Las dos prometieron guardar el secreto. Acordaron que dentro de unos días Bernardo, acompañado por tres hombres de la tribu, los más atléticos y valientes, se presentarían con varios caballos en La Cruz de las Calaveras, a pocas leguas de El Diablo, un cruce de caminos donde habían ahorcado a dos bandidos. Sus calaveras, blanqueadas por la lluvia y el sol, seguían expuestas sobre una cruz de madera. A los indios no les informarían de los detalles, porque mientras menos supieran, mejor, en caso de que fueran apresados. Diego explicó a grandes rasgos su plan para rescatar a su padre y, en lo posible, a los demás presos. La mayoría eran indígenas, conocían muy bien el terreno y, si disponían de alguna ventaja, correrían a perderse en la naturaleza.

Lechuza Blanca le contó que muchos indios trabajaron en la construcción de El Diablo, entre ellos su propio hermano, a quien los blancos llamaban Arsenio, pero su nombre verdadero era Ojos que ven en la Sombra. Era ciego, y los indios suponían que quienes nacen sin ver la luz del sol pueden ver en la oscuridad, como los murciélagos, y Arsenio era un buen ejemplo.

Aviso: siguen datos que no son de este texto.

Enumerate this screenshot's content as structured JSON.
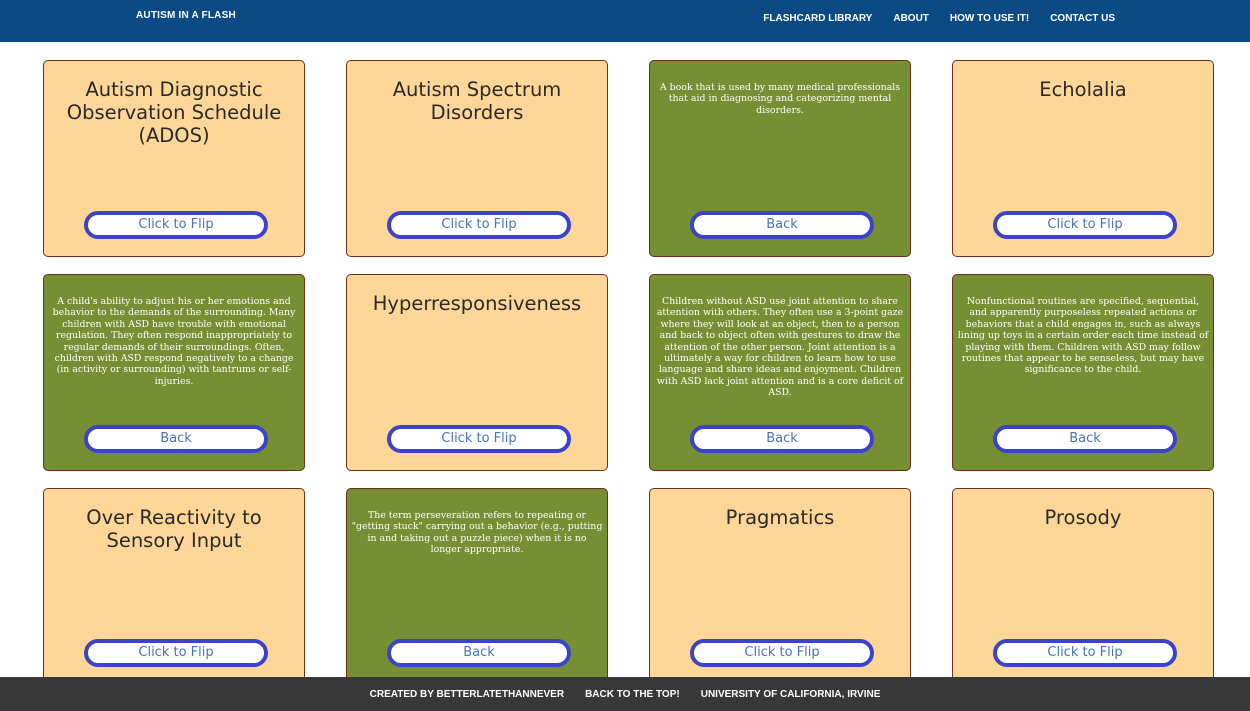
{
  "header": {
    "brand": "AUTISM IN A FLASH",
    "nav": [
      {
        "label": "FLASHCARD LIBRARY"
      },
      {
        "label": "ABOUT"
      },
      {
        "label": "HOW TO USE IT!"
      },
      {
        "label": "CONTACT US"
      }
    ]
  },
  "cards": [
    {
      "side": "front",
      "text": "Autism Diagnostic Observation Schedule (ADOS)",
      "button": "Click to Flip"
    },
    {
      "side": "front",
      "text": "Autism Spectrum Disorders",
      "button": "Click to Flip"
    },
    {
      "side": "back",
      "text": "A book that is used by many medical professionals that aid in diagnosing and categorizing mental disorders.",
      "button": "Back"
    },
    {
      "side": "front",
      "text": "Echolalia",
      "button": "Click to Flip"
    },
    {
      "side": "back",
      "text": "A child's ability to adjust his or her emotions and behavior to the demands of the surrounding. Many children with ASD have trouble with emotional regulation. They often respond inappropriately to regular demands of their surroundings. Often, children with ASD respond negatively to a change (in activity or surrounding) with tantrums or self-injuries.",
      "button": "Back"
    },
    {
      "side": "front",
      "text": "Hyperresponsiveness",
      "button": "Click to Flip"
    },
    {
      "side": "back",
      "text": "Children without ASD use joint attention to share attention with others. They often use a 3-point gaze where they will look at an object, then to a person and back to object often with gestures to draw the attention of the other person. Joint attention is a ultimately a way for children to learn how to use language and share ideas and enjoyment. Children with ASD lack joint attention and is a core deficit of ASD.",
      "button": "Back"
    },
    {
      "side": "back",
      "text": "Nonfunctional routines are specified, sequential, and apparently purposeless repeated actions or behaviors that a child engages in, such as always lining up toys in a certain order each time instead of playing with them. Children with ASD may follow routines that appear to be senseless, but may have significance to the child.",
      "button": "Back"
    },
    {
      "side": "front",
      "text": "Over Reactivity to Sensory Input",
      "button": "Click to Flip"
    },
    {
      "side": "back",
      "text": "The term perseveration refers to repeating or \"getting stuck\" carrying out a behavior (e.g., putting in and taking out a puzzle piece) when it is no longer appropriate.",
      "button": "Back"
    },
    {
      "side": "front",
      "text": "Pragmatics",
      "button": "Click to Flip"
    },
    {
      "side": "front",
      "text": "Prosody",
      "button": "Click to Flip"
    }
  ],
  "footer": {
    "links": [
      {
        "label": "CREATED BY BETTERLATETHANNEVER"
      },
      {
        "label": "BACK TO THE TOP!"
      },
      {
        "label": "UNIVERSITY OF CALIFORNIA, IRVINE"
      }
    ]
  },
  "colors": {
    "header_bg": "#0b4a82",
    "card_front": "#fed798",
    "card_back": "#758f32",
    "button_border": "#3b44c8",
    "button_text": "#4a73b5",
    "footer_bg": "#383838"
  }
}
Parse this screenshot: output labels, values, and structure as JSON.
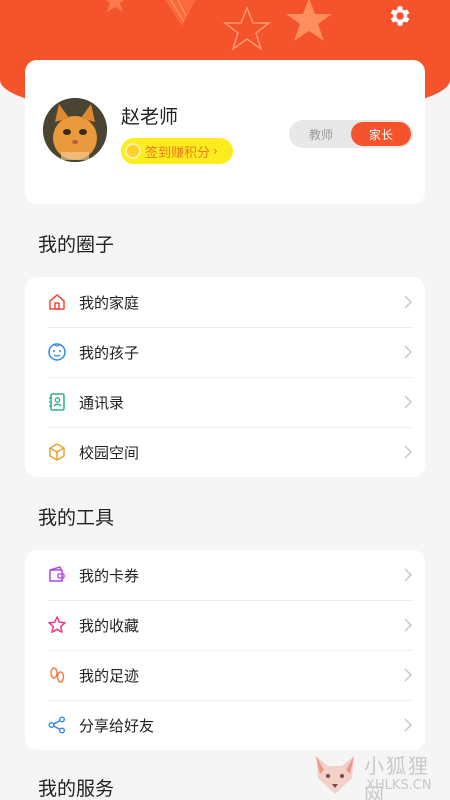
{
  "header": {
    "settings_icon": "gear-icon",
    "bg_color": "#f4532b"
  },
  "profile": {
    "name": "赵老师",
    "sign_in_label": "签到赚积分",
    "role_options": [
      "教师",
      "家长"
    ],
    "active_role": "家长"
  },
  "sections": [
    {
      "title": "我的圈子",
      "items": [
        {
          "label": "我的家庭",
          "icon": "home-icon"
        },
        {
          "label": "我的孩子",
          "icon": "child-face-icon"
        },
        {
          "label": "通讯录",
          "icon": "contacts-icon"
        },
        {
          "label": "校园空间",
          "icon": "cube-icon"
        }
      ]
    },
    {
      "title": "我的工具",
      "items": [
        {
          "label": "我的卡券",
          "icon": "wallet-icon"
        },
        {
          "label": "我的收藏",
          "icon": "star-icon"
        },
        {
          "label": "我的足迹",
          "icon": "footprint-icon"
        },
        {
          "label": "分享给好友",
          "icon": "share-icon"
        }
      ]
    },
    {
      "title": "我的服务",
      "items": []
    }
  ],
  "watermark": {
    "cn": "小狐狸网",
    "en": "XHLKS.CN"
  }
}
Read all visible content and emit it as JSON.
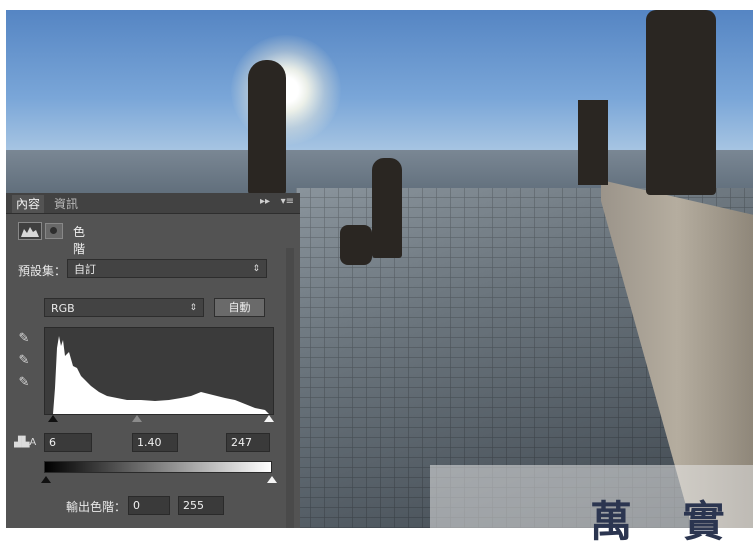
{
  "panel": {
    "tabs": [
      {
        "label": "內容",
        "active": true
      },
      {
        "label": "資訊",
        "active": false
      }
    ],
    "collapse_glyph": "▸▸",
    "menu_glyph": "▾≡",
    "title": "色階",
    "icons": {
      "levels": "levels-adjustment-icon",
      "mask": "layer-mask-icon"
    },
    "preset": {
      "label": "預設集：",
      "value": "自訂"
    },
    "channel": {
      "value": "RGB"
    },
    "auto_label": "自動",
    "eyedroppers": [
      "black-point-eyedropper-icon",
      "gray-point-eyedropper-icon",
      "white-point-eyedropper-icon"
    ],
    "input_levels": {
      "black": "6",
      "gamma": "1.40",
      "white": "247"
    },
    "output_levels": {
      "label": "輸出色階：",
      "black": "0",
      "white": "255"
    }
  },
  "watermark": {
    "text": "萬 實"
  },
  "colors": {
    "panel_bg": "#535353",
    "tab_bar": "#424242",
    "field_bg": "#3a3a3a"
  }
}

Tenía habilidad con las manos, fabricaba herramientas y podía reparar cualquier mecanismo. Conocía la prisión como nadie, se movía adentro sin tropiezos porque había sido su único mundo desde hacía cuarenta años. Trabajaba allí desde mucho antes de la llegada de Carlos Alcázar y llevaba la cuenta en su prodigiosa memoria de todos los prisioneros que habían pasado por El Diablo.

La abuela le entregó a Diego unas plumas de lechuza.

– Tal vez mi hermano pueda ayudarte. Si lo ves, dile que eres mi nieto y dale las plumas, así sabrá que no mientes -le dijo.

Al día siguiente, muy temprano, Diego emprendió el viaje de regreso a la misión, después de acordar con Bernardo el sitio y el momento en que volverían a encontrarse. Bernardo se quedó con la tribu para preparar su parte del equipo con algunos materiales que habían sustraído de la misión a espaldas del padre Mendoza. «Éste es uno de esos raros casos en que el fin justifica los medios», había asegurado Diego mientras saqueaban la bodega del misionero en busca de una cuerda larga, salitre, polvo de cinc y mechas.